IA générative – ChatGPT
Un voyage dans le futur (sans DeLorean)*

 

*La DeLorean est une machine à voyager dans le temps, sous la forme d’une automobile, popularisée par la trilogie cinématographique Retour vers le futur.

L’intelligence artificielle (IA) générative — incarnée ici par ChatGPT — est au cœur d’une révolution technologique qui bouleverse le monde du travail et, plus particulièrement, les emplois des cols blancs. Cet article vous invite à explorer ce que ChatGPT est, comment il fonctionne, et ce qu’il signifie pour l’avenir des travailleurs. C’est un voyage sans DeLorean, mais qui nous propulse dans un futur fascinant et complexe, où la technologie redéfinit ce que signifie travailler.

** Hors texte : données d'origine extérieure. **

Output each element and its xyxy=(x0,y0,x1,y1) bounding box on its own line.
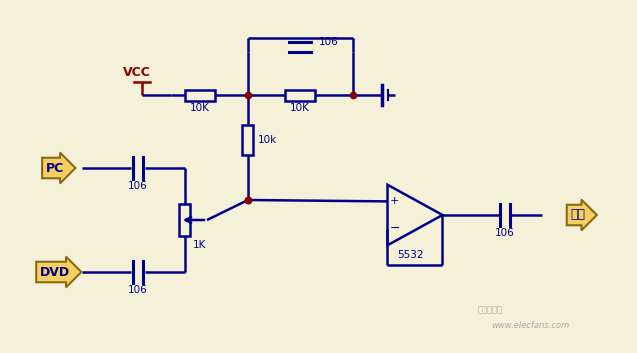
Text: 输出: 输出 xyxy=(571,209,585,221)
Text: DVD: DVD xyxy=(40,265,70,279)
Text: 5532: 5532 xyxy=(397,250,423,260)
Text: +: + xyxy=(390,196,399,207)
Bar xyxy=(185,90,215,101)
Text: 电子发烧友: 电子发烧友 xyxy=(478,305,503,315)
Bar xyxy=(243,125,254,155)
Bar xyxy=(285,90,315,101)
Text: www.elecfans.com: www.elecfans.com xyxy=(491,321,569,329)
Text: 106: 106 xyxy=(128,285,148,295)
Text: −: − xyxy=(389,222,400,235)
Text: 10k: 10k xyxy=(258,135,277,145)
Text: 1K: 1K xyxy=(193,240,206,250)
Text: 10K: 10K xyxy=(190,103,210,113)
Text: PC: PC xyxy=(46,162,64,174)
Bar xyxy=(180,204,190,236)
Text: 106: 106 xyxy=(128,181,148,191)
Text: 106: 106 xyxy=(495,228,515,238)
Text: 106: 106 xyxy=(318,37,338,47)
Text: VCC: VCC xyxy=(123,66,151,79)
Text: 10K: 10K xyxy=(290,103,310,113)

La génèse de ChatGPT : Comment tout a commencé

ChatGPT est un outil d’IA créé par OpenAI, une organisation fondée en 2015 dans le but de développer des intelligences artificielles sûres et bénéfiques pour l’humanité. Le terme « GPT » signifie « Generative Pre-trained Transformer ». En termes simples, il s’agit d’un modèle statistique qui a appris à comprendre et à produire du langage naturel grâce à l’analyse de milliers de milliards de mots prélevés sur Internet.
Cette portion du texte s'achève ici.